Puis survient cette fameuse année 1958. L’Algérie est en pleine guerre d’indépendance. La résistance à l’occupation française est personnifiée par le Front de libération nationale (FLN), dont le dessein est on ne peut plus clair. « Le FLN est né pour faire la guerre, car les partis politiques constitués étaient incapables d’infléchir la machine coloniale […]. Pour les militants du FLN, l’heure n’est plus à l’assimilation ni à la négociation. Il s’agit de briser le rapport de force existant pour mettre un terme à la “nuit coloniale” », rappelle Pierre Vermeren dans son Histoire de l’Algérie contemporaine.
Et le FLN joue sur tous les fronts. La propagande étant un instrument précieux, le parti indépendantiste organise une équipe de football pour porter le message « révolutionnaire » de l’indépendance.
Les joueurs sont recrutés là où ils évoluent : dans le championnat français, c’est-à-dire dans le camp ennemi. L’équipe nationale de France se trouve tout à coup privée de pépites comme Rachid Mekhloufi ou Mustapha Zitouni. Qui feront désormais partie du « onze de l’indépendance », surnom de l’équipe du FLN dont l’acte de naissance est daté du 13 avril 1958. Autant de stars que la France ne pourra pas aligner au Mondial qui se dispute cette année-là en Suède. Pour la petite histoire, la génération dorée tricolore décrochera une troisième place.
Le Maroc organise le tournoi Djamila Bouhired
De son côté, le FLN décide, en hommage à la résistante Djamila Bouhired, d’organiser un tournoi à son nom. Et le Maroc, qui accueille une base arrière du FLN dans sa région de l’Oriental, se propose de l’organiser.
Après la Tunisie, qui a déjà accueilli l’équipe algérienne au stade Chedly-Zouiten de Tunis, l’initiative marocaine est la goutte qui fait déborder le pichet français : Paris va dès lors exercer une forte pression sur la Fifa, l’exhortant à exclure tout pays accueillant l’équipe algérienne du FLN.
La Fifa, créée en 1904, a, elle aussi, subi les affres de la Seconde Guerre mondiale et, se trouvant en pleine renaissance, est sensible aux influences gouvernementales. Elle se plie donc à la demande française.
Non seulement le Maroc perd le match sur le score de 1-0 contre le FLN, mais son adhésion à l’organisation internationale – de même que celle de la Tunisie – est ajournée. Ce qui empêchera le royaume de participer à la deuxième édition de la CAN, disputée en 1959 dans l’éphémère République arabe unie regroupant l’Égypte et la Syrie.
Objectif de la FRMF : lever des fonds pour les combattants algériens
Malgré ces pressions, pourtant, la fédération marocaine signe et persiste.
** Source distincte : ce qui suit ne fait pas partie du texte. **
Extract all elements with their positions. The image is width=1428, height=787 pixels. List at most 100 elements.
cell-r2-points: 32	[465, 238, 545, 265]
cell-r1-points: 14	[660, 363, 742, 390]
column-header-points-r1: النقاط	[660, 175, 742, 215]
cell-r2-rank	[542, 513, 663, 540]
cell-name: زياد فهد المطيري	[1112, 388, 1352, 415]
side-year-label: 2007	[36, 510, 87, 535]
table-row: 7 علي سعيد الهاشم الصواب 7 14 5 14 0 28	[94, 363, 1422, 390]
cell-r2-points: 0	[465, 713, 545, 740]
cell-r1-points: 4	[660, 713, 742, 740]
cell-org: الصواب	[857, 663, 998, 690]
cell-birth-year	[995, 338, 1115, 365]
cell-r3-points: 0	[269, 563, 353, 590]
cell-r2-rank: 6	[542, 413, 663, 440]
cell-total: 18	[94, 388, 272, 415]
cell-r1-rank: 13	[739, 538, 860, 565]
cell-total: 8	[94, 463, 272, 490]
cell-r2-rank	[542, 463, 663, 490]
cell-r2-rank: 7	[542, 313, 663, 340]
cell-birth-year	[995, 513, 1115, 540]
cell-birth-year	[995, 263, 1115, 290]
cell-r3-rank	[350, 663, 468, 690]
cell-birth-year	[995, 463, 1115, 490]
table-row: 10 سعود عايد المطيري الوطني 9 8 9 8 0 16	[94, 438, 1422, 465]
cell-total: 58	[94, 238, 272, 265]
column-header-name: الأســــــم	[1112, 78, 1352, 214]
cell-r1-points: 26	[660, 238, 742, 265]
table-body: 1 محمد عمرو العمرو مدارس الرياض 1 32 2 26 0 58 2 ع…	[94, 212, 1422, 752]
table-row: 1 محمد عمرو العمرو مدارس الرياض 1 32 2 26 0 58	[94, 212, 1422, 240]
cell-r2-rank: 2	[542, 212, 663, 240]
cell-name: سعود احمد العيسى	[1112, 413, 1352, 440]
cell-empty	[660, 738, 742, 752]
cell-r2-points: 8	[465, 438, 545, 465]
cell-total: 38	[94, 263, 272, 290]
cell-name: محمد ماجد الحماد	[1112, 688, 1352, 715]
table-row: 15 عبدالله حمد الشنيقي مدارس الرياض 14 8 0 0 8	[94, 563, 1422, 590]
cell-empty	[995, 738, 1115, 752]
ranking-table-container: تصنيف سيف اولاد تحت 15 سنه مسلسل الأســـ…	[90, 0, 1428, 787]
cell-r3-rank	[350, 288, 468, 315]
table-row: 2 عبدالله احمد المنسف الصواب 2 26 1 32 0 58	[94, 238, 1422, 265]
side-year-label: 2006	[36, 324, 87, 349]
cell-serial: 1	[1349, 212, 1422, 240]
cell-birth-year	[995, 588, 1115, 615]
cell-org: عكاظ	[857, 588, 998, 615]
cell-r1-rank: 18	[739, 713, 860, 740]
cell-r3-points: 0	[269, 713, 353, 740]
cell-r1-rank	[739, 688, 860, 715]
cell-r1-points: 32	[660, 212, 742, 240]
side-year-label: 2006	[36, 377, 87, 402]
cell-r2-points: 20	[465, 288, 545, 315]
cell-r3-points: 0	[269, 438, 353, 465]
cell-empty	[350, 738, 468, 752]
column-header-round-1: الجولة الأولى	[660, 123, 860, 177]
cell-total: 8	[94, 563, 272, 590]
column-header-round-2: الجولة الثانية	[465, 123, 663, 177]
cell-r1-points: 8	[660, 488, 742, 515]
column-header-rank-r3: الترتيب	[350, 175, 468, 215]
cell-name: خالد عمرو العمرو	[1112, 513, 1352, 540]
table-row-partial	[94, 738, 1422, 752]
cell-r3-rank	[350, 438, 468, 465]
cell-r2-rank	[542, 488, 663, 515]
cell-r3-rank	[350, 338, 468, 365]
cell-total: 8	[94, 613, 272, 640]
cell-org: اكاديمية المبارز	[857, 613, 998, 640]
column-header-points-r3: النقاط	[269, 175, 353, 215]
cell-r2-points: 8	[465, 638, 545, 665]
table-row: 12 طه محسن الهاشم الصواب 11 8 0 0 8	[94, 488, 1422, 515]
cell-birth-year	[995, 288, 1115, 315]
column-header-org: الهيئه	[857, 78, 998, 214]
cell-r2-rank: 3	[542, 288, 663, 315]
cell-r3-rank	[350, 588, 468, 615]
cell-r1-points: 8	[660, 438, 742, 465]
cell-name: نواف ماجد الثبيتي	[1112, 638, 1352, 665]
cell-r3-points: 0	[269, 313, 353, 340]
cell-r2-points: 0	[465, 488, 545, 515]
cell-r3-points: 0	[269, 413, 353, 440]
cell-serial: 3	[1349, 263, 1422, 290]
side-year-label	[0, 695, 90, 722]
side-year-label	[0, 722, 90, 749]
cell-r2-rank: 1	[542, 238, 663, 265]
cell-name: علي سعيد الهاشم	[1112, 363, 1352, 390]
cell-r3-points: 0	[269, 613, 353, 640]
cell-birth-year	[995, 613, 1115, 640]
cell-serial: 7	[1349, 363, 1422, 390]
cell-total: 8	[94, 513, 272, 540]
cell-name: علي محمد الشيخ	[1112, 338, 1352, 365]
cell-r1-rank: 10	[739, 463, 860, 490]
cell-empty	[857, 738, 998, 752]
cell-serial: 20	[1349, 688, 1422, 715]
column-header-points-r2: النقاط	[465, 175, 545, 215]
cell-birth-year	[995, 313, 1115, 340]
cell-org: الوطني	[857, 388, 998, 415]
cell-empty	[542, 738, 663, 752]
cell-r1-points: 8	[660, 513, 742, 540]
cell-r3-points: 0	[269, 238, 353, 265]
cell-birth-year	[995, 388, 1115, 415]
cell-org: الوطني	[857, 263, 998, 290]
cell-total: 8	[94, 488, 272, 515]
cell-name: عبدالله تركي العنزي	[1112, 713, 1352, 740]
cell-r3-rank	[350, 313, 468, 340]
Elle continue d’organiser des rencontres de football à travers le pays. Objectif : lever des fonds pour les combattants algériens.
Le « onze de l’indépendance » est d’ailleurs soutenu par beaucoup d’autres nations et disputera plus de 80 rencontres sur trois continents, popularisant comme jamais auparavant la cause nationaliste algérienne.
Quant à la Tunisie et au Maroc, la suspension de leurs fédérations est levée le 27 avril 1959. Elles deviennent définitivement membres de la Fifa lors du congrès de Rome du 22 août 1960. Les sanctions, finalement, auront été de courte durée et, face au football politisé de la Fifa, c’est la politique du football du FLN qui a fini par l’emporter. Avec le soutien déterminant du Maroc, ce qui ne peut aujourd’hui susciter que surprise et nostalgie.